Jakarta – Laut Natuna Utara digunakan Indonesia dalam peta baru NKRI tahun 2017. Disusun sejak era Menko Maritim Rizal Ramli,. Sejauh ini tidak ada satu pun negara tetangga di ASEAN yang memprotes nama baru itu. Alasannya , nama Laut Natuna Utara diberikan Indonesia untuk perairan di sekitar Pulau Natuna. Nama tersebut sudah diakui negara-negara tetangga sebagai wilayah kedaulatan NKRI.
Isu keamanan Laut China Selatan yang dibicarakan Menlu Amerika Serikat Mike Pompeo dalam pertemuan dengan Menlu RI Retno LP Marsudi dan Presiden Joko Widodo. Dalam pembicaraan tersebut harus dimanfaatkan untuk menuntaskan penggunaan nama Laut Natuna Utara sekitar Pulau Natuna.
Dosen politik Asia Timur UIN Syarif Hidayatullah Jakarta, Teguh Santosa menyarankan Presiden Jokowi untuk mengawal penuntasan pemberian nama Laut Natuna Utara di International Hydrographic Organization (IHO).
“Sejauh ini, satu-satunya negara di muka bumi yang keberatan dengan penggunaan nama Laut Natuna Utara itu adalah Republik Rakyat China yang dikuasai Partai Komunis China,” ujar dalam perbincangan di Jakarta, Jumat (30/10).
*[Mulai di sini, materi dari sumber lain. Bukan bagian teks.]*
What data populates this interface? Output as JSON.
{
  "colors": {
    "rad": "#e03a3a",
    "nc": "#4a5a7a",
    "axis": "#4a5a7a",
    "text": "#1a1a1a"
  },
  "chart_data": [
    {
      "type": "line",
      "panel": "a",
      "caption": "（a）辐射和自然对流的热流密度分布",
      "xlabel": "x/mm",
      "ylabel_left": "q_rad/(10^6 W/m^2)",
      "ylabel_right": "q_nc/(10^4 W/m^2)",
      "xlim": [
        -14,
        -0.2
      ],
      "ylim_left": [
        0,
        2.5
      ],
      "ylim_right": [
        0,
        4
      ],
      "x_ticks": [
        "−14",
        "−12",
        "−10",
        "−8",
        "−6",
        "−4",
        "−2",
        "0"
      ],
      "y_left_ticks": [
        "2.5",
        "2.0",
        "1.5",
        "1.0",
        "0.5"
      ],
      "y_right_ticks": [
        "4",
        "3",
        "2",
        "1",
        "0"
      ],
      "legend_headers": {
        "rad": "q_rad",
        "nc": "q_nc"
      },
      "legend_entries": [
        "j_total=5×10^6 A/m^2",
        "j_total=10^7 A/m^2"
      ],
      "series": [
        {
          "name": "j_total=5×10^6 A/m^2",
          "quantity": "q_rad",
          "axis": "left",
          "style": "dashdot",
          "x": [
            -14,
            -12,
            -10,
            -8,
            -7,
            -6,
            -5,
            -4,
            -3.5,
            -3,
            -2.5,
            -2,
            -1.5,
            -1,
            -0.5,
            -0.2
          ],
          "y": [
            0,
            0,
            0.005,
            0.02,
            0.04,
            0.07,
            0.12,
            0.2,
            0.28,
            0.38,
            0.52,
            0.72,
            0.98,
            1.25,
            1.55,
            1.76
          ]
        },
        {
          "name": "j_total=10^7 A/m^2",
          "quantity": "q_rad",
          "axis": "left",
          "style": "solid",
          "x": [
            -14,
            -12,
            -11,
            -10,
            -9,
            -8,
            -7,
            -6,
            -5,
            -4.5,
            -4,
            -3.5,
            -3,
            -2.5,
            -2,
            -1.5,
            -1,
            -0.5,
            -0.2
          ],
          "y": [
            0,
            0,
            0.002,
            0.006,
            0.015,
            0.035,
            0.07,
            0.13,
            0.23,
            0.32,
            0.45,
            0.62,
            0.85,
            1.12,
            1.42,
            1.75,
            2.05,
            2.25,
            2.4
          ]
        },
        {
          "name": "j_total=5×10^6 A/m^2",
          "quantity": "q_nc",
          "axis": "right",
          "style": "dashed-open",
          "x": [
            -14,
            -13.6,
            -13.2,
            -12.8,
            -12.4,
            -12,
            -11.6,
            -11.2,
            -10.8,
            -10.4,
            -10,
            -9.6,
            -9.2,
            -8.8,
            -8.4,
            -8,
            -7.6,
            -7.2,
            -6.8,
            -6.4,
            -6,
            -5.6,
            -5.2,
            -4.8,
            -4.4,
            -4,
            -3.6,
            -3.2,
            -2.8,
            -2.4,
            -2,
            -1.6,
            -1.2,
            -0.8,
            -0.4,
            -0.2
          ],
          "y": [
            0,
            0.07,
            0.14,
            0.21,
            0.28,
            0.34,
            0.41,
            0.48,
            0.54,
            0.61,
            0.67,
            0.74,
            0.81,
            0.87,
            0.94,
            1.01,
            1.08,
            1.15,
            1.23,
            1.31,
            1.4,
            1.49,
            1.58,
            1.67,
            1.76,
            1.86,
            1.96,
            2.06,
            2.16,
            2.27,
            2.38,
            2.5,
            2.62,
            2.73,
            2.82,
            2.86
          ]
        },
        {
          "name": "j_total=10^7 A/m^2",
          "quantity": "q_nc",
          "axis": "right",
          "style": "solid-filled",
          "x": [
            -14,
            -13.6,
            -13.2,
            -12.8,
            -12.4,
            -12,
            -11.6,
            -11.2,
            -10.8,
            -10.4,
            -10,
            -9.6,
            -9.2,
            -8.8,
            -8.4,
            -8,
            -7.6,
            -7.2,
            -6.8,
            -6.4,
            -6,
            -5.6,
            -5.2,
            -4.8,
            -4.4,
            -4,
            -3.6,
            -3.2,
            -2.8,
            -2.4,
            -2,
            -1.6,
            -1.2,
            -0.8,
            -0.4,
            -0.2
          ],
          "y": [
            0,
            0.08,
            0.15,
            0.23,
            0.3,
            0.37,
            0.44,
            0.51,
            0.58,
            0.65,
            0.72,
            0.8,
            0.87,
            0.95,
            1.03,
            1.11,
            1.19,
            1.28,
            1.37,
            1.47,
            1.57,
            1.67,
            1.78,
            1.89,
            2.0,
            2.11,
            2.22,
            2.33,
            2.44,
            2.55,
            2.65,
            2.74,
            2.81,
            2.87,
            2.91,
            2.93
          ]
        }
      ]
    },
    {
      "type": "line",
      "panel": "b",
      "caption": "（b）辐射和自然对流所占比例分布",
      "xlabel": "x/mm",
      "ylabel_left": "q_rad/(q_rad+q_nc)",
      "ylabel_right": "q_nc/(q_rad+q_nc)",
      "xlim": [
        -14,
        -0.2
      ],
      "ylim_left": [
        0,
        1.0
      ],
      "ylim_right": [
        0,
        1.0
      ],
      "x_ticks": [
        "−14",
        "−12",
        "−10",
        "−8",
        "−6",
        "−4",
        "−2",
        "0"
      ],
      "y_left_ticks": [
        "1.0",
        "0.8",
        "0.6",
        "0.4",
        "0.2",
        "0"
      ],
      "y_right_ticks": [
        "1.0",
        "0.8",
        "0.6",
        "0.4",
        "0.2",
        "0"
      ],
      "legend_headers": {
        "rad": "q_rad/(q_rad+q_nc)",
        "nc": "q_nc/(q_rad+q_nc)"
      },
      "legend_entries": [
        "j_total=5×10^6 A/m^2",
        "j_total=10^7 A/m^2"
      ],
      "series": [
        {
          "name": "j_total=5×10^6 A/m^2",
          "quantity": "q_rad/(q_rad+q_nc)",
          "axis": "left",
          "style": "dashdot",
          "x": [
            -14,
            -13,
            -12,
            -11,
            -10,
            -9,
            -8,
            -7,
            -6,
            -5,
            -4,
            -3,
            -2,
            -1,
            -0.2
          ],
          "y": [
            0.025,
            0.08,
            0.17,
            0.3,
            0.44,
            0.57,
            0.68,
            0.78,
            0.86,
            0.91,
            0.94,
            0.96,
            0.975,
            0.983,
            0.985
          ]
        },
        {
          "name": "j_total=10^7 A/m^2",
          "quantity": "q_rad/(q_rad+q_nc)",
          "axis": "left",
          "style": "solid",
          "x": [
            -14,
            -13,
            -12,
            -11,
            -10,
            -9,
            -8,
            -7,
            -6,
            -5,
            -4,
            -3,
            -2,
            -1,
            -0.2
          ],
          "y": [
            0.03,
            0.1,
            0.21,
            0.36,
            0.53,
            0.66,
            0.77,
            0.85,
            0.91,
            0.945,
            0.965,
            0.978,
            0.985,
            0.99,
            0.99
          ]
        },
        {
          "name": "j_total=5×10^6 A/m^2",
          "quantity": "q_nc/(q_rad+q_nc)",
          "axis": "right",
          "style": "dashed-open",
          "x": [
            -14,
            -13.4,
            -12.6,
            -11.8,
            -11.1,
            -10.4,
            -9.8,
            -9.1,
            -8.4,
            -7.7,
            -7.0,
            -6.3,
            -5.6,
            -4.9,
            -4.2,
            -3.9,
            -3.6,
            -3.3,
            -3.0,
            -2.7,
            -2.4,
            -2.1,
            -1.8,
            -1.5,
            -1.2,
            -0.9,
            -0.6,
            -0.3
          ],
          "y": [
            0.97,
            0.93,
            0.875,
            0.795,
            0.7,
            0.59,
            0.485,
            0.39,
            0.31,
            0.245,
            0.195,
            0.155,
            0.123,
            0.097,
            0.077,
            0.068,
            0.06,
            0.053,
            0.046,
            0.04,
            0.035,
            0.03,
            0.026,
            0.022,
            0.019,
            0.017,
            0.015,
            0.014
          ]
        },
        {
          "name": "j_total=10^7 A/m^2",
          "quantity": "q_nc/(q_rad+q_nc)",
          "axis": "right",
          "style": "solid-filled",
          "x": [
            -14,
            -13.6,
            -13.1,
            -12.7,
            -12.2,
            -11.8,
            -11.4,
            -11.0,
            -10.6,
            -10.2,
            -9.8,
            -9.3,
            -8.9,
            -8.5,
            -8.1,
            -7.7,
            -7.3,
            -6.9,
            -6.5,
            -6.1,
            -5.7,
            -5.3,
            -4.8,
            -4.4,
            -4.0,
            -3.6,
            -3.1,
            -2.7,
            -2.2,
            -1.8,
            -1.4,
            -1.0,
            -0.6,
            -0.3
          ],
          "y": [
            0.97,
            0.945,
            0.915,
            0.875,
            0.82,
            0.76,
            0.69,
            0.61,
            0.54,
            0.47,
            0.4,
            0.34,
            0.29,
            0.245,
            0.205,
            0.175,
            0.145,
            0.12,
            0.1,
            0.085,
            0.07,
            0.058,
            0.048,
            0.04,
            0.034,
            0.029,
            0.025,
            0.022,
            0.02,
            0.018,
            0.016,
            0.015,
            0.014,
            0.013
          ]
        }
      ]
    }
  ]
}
Patut diduga, ujar Teguh Santosa, China selama ini mendapatkan keuntungan historis, psikologis dan ekonomis atas penggunaan nama Laut China Selatan hingga ke perairan Indonesia di sekitar Bangka Belitung.
Keuntungan historis, psikologis dan ekonomis itu pada gilirannya dimanfaatkan China untuk semakin menancapkan hegemoni dan pengaruh di kawasan.
“Walaupun ikut menandatangani UNCLOS 1982, namun China secara serampangan kerap memasuki perairan negara-negara ASEAN di kawasan itu juga ZEE Indonesia. Mereka selalu mengatakan perairan ini adalah wilayah perikanan tradisional China sejak ratusan tahun lalu,” ujar Teguh Santosa.
“Seakan China ingin memutar jarum sejarah kembali ke zaman Kublai Khan. Yang pernah mengirimkan bala tentaranya untuk menaklukkan Raja Jawa yang menolak tunduk pada Dinasti Yuan,” sambungnya.
Menurut Teguh, penamaan Laut Natuna Utara itu adalah agenda nasional untuk menambah kepastian hukum internasional di perairan.
IHO adalah badan internasional yang memastikan semua perairan di muka bumi terdaftar. Didirikan tahun 1921, kantor pusat IHO berada di Monako, dan hingga kini beranggotakan 93 negara, termasuk Indonesia dan China.
“Publik perlu mendapatkan informasi sudah sejauh mana proses ini bergulir di IHO. Jangan sampai publik menganggap pemerintah membatalkan penggunaan nama Laut Natuna Utara karena takut pada tekanan China komunis,” ungkapTeguh Santosa.